Stick with getContext For

  • Simple factual lookups ("What is the refund policy?")
  • Queries where top-K results are sufficient
  • Latency-sensitive applications (RLM is 10-100x slower)
  • High-throughput scenarios (RLM uses many more LLM tokens)

Session Logging

Every RLM query is automatically logged to the rlmSessions table for auditing and debugging. Each session records:

  • Organization and user IDs
  • The query and context type
  • Context size (characters)
  • Backend used
  • Number of iterations and sub-LLM calls
  • Execution time
  • Status (completed, failed, timeout)
  • Error message (if failed)

RLM Enrichment Pipeline

Beyond Q&A queries, the RLM engine also powers an enrichment pipeline that runs during document ingestion. Instead of querying your data at search time, it analyzes every document and chunk at ingestion time -- extracting entities, resolving pronouns, identifying key terms, and producing enriched metadata that improves search quality.

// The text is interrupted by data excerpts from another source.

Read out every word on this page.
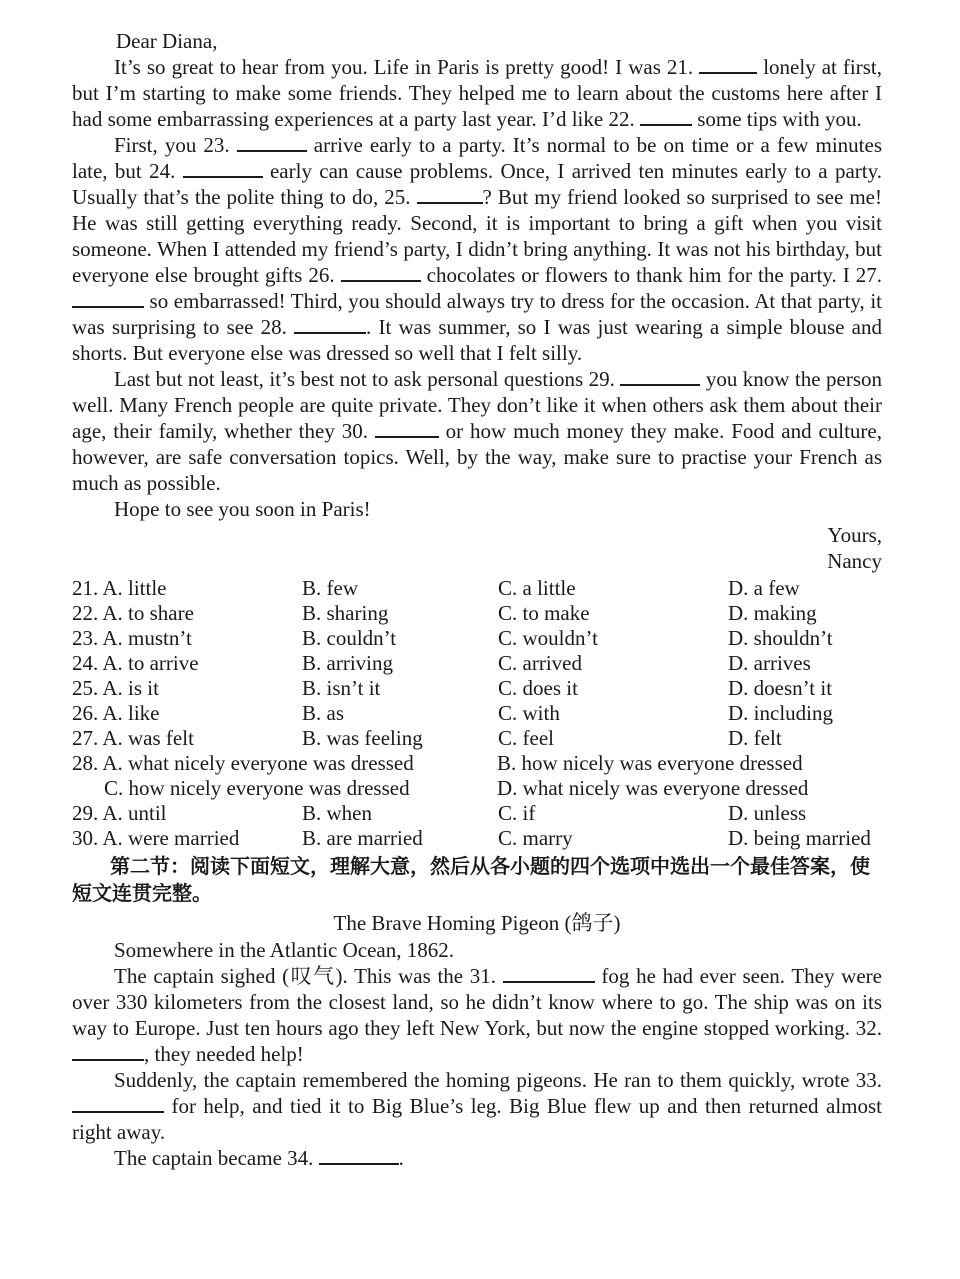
Dear Diana,

It’s so great to hear from you. Life in Paris is pretty good! I was 21.	lonely at first, but I’m starting to make some friends. They helped me to learn about the customs here after I had some embarrassing experiences at a party last year. I’d like 22.  some tips with you.

First, you 23.	arrive early to a party. It’s normal to be on time or a few minutes late, but 24.	early can cause problems. Once, I arrived ten minutes early to a party. Usually that’s the polite thing to do, 25.	? But my friend looked so surprised to see me! He was still getting everything ready. Second, it is important to bring a gift when you visit someone. When I attended my friend’s party, I didn’t bring anything. It was not his birthday, but everyone else brought gifts 26.	chocolates or flowers to thank him for the party. I 27.  so embarrassed! Third, you should always try to dress for the occasion. At that party, it was surprising to see 28.	. It was summer, so I was just wearing a simple blouse and shorts. But everyone else was dressed so well that I felt silly.

Last but not least, it’s best not to ask personal questions 29.	you know the person well. Many French people are quite private. They don’t like it when others ask them about their age, their family, whether they 30.	or how much money they make. Food and culture, however, are safe conversation topics. Well, by the way, make sure to practise your French as much as possible.

Hope to see you soon in Paris!

Yours,

Nancy

21. A. little	B. few	C. a little	D. a few
22. A. to share	B. sharing	C. to make	D. making
23. A. mustn’t	B. couldn’t	C. wouldn’t	D. shouldn’t
24. A. to arrive	B. arriving	C. arrived	D. arrives
25. A. is it	B. isn’t it	C. does it	D. doesn’t it
26. A. like	B. as	C. with	D. including
27. A. was felt	B. was feeling	C. feel	D. felt
28. A. what nicely everyone was dressed	B. how nicely was everyone dressed
C. how nicely everyone was dressed	D. what nicely was everyone dressed
29. A. until	B. when	C. if	D. unless
30. A. were married	B. are married	C. marry	D. being married

第二节：阅读下面短文，理解大意，然后从各小题的四个选项中选出一个最佳答案，使短文连贯完整。

The Brave Homing Pigeon (鸽子)

Somewhere in the Atlantic Ocean, 1862.

The captain sighed (叹气). This was the 31.	fog he had ever seen. They were over 330 kilometers from the closest land, so he didn’t know where to go. The ship was on its way to Europe. Just ten hours ago they left New York, but now the engine stopped working. 32. , they needed help!

Suddenly, the captain remembered the homing pigeons. He ran to them quickly, wrote 33.  for help, and tied it to Big Blue’s leg. Big Blue flew up and then returned almost right away.

The captain became 34.	.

The enrichment pipeline adds three phases to ingestion:

  1. Pre-chunk structuring -- Analyze the full document for entities, relationships, and section boundaries
  2. Guided chunking -- Use section hints from Phase 1 to split text at logical boundaries
  3. Chunk-level enrichment -- Resolve pronouns, extract key terms, and summarize each chunk with doc-wide context

Enrichment data flows into embeddings, BM25 indexes, and reranker inputs -- so every search benefits from the analysis.

For full details, see the dedicated RLM Enrichment Pipeline documentation.

Availability

RLM is available on the Team tier only. It is not included in Community or Pro distributions.